I continued to hold her, and she eventually calmed and drifted to sleep.  I lay there thinking about the magnitude of my role--of all our roles, really--as parents.  It never occurred to me that the clothes I wear could matter to her, but I think they do.  I can remember some things my mother always wore when I was a child.  Some of her nightgowns, and those famous (awful) robes that she'd lounge in all day, drinking coffee, gabbing on the phone.  That was home to me.  I can remember rubbing my cheeks on her legs when she wore something soft.  I can remember, so clearly it's frightening, lying in my grandmother's lap, twirling her Italian horn pendant (closest likeness I can find).  Having that necklace, though I would never wear it, would mean the world to me.  That necklace is my grandmother.
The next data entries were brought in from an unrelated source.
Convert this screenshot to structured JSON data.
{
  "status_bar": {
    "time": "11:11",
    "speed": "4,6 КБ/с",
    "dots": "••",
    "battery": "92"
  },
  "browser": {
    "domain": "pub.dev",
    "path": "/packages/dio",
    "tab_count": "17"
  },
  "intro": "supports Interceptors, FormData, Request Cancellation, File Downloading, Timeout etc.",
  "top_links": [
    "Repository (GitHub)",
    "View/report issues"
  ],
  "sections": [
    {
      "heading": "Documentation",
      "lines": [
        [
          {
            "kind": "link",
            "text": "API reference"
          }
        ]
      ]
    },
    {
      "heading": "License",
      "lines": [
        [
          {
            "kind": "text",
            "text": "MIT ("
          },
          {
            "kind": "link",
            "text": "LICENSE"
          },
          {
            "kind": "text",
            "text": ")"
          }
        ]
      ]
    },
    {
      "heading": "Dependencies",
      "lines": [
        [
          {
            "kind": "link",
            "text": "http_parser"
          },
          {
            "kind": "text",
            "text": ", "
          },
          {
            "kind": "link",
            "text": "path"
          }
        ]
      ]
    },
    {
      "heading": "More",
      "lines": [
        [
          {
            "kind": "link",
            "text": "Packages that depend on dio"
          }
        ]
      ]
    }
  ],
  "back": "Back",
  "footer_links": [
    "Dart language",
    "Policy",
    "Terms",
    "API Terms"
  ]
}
I wonder if Anna feels that way about some of my things.  Or if she will when she's older.  She must have memorized by now the feeling of lying in my lap, head on my chest, stroking my t-shirt or rubbing my necklace.  I know that I have memorized the feeling of my children lying on me, the gentle curves of their bodies, their bony backs and hips, where each of their hair parts, which direction the hair lies, and which little section of hair on each has a mind of its own.  Will I forget those feelings?  I suppose I will, mostly, because who could imagine that after thousands of hours nursing my children that I could forget what it feels like?  But I do.

Ah, I wish I had a point here.  (Do you see how emotional I am?!  Lord.  I mean, really.)  But, yeah.  Heavy stuff.  Dark.